Baron Charles Pierre René Victor Corvisart (29 June 1857 – 7 May 1939) was a general in the French Army who rose to prominence in World War I and a diplomat.

==Biography==
Corvisart was the grandnephew of Napoleon I's personal physician Jean-Nicolas Corvisart, and son of Baron Francois Remy Corvisart Lucien (1824–1882), medical officer of Health Service of the French Second Empire. He was born at Château de Saint-Cloud, outside of Paris, and was a playmate of the Prince Imperial as a child. In 1877 he entered the École spéciale militaire de Saint-Cyr, where he specialized in cavalry.

From January 1900 to July 1904, Corvisart was a lieutenant-colonel and military attache at the French embassy in Tokyo, Japan, and subsequently served as an official observer to Japanese operations in the Russo-Japanese War of 1904-1905. He was promoted to colonel in 1906. During his stay in Japan, he learned Japanese, and translates and annotated the official Japanese Field Service Regulations of the Imperial Japanese Army in 1907.

On 28 July 1911, Corvisart was promoted to brigadier general and was in command of the 11th Dragoon Brigade at the start of World War I. He was transferred to command the French 9th Infantry Division on 2 August 1915 and the 123rd French Infantry Division of 14 June 1915. He rose to command the French 16th Army Corps on 30 April 1917. He was awarded the Grand Officer of the Legion of Honor by the French government and the Army Distinguished Service Medal by the United States government for his role in the Battle of Verdun.

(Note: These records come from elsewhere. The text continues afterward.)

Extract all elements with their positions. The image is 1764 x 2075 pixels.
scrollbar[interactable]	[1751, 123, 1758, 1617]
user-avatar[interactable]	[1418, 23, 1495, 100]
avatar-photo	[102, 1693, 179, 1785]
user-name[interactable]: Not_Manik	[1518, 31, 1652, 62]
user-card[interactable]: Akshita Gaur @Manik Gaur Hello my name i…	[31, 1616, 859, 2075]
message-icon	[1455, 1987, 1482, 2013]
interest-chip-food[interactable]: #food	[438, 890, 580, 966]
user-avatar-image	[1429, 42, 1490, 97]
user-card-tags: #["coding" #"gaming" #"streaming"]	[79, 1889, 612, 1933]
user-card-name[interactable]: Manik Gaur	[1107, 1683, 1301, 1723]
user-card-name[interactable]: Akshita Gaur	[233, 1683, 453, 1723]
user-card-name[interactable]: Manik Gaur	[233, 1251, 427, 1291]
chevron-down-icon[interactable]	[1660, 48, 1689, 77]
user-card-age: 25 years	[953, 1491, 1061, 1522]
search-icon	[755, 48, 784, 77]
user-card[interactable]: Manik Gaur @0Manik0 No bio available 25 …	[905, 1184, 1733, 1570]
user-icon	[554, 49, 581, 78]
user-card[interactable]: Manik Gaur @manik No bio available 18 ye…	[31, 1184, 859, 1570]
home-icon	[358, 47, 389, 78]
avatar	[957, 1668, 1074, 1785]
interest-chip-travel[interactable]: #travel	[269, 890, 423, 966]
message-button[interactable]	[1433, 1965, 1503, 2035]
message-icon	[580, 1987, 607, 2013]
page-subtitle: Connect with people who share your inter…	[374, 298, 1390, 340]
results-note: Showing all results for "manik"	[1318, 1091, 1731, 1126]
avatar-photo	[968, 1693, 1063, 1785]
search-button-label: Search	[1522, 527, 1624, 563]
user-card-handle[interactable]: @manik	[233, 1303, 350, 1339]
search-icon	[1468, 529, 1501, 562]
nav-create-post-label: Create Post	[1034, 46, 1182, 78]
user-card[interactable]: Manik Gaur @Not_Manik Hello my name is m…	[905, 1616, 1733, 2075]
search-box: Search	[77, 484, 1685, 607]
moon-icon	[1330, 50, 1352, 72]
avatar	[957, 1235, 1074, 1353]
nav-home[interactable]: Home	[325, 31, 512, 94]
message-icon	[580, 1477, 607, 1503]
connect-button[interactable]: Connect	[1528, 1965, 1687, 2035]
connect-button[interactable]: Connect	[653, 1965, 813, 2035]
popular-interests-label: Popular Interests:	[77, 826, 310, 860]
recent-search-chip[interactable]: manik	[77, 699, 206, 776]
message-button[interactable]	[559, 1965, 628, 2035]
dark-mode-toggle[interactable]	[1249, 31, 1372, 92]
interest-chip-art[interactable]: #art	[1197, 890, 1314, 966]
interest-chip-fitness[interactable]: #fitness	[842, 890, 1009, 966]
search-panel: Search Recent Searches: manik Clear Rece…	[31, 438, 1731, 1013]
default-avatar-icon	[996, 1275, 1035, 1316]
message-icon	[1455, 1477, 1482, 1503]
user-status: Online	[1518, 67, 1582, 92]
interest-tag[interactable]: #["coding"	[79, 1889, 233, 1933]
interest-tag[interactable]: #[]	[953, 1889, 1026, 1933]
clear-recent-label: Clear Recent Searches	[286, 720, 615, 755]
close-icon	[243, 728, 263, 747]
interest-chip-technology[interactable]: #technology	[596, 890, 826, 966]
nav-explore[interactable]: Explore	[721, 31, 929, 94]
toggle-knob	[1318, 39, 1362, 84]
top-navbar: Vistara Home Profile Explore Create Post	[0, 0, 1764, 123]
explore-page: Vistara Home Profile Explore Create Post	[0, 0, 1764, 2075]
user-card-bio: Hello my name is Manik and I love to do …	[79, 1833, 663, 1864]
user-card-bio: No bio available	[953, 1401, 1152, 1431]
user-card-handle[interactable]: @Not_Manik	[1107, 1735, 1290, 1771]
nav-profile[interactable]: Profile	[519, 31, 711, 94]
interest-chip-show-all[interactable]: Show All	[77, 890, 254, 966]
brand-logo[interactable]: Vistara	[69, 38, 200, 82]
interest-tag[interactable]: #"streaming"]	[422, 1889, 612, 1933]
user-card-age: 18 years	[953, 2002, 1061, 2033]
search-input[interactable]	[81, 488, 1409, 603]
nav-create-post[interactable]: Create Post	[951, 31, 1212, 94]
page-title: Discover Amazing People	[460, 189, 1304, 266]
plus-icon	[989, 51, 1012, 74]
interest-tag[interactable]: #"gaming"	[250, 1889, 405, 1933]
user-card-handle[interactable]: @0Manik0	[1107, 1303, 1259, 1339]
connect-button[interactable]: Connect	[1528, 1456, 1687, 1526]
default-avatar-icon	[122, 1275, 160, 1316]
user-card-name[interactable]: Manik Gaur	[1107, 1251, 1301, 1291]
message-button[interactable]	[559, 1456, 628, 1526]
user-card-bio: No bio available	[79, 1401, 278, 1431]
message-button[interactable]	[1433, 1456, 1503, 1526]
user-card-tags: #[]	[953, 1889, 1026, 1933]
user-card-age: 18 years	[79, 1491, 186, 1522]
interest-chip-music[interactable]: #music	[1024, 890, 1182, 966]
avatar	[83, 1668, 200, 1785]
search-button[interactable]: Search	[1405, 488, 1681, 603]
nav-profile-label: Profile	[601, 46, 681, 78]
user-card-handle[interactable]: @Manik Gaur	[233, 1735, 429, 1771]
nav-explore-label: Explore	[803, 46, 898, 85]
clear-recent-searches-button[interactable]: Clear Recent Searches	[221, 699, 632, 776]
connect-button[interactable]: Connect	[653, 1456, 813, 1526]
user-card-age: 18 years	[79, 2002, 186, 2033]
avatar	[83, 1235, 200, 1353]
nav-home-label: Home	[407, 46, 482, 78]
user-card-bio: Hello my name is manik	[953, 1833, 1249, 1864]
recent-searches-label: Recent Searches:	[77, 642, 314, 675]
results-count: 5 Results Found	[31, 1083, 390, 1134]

After the end of the war, he served as a military attache to the French embassy in London from 2 September 1918. He went into the reserves on 29 June 1919 and retired completely from military service on 31 October 1919.

==Honors==
- Legion of Honor (07/10/1999), Officer (30/12/2008), Commander (27/04/16), Grand Officier (01/10/17)
- Croix de Guerre 1914–1918 2 fins
- Commander and Grand Officer of the Order of the Crown of Italy ( Italy )
- Knight Commander of the Order of Saint Michael and Saint George ( UK )
- Distinguished Service Medal, US, 1923.

==Selected works==

- 1909 — Reglement du 14 octobre 1907 sur le service en campagne dans l'armee japonaise, suivi des prescriptions pour les manoeuvres. Traduit du japonais et annoté par le colonel Corvisart. Avec 19 figures ou tableaux (translated from the official Japanese Field Service Regulations). Paris, Berger Levrault.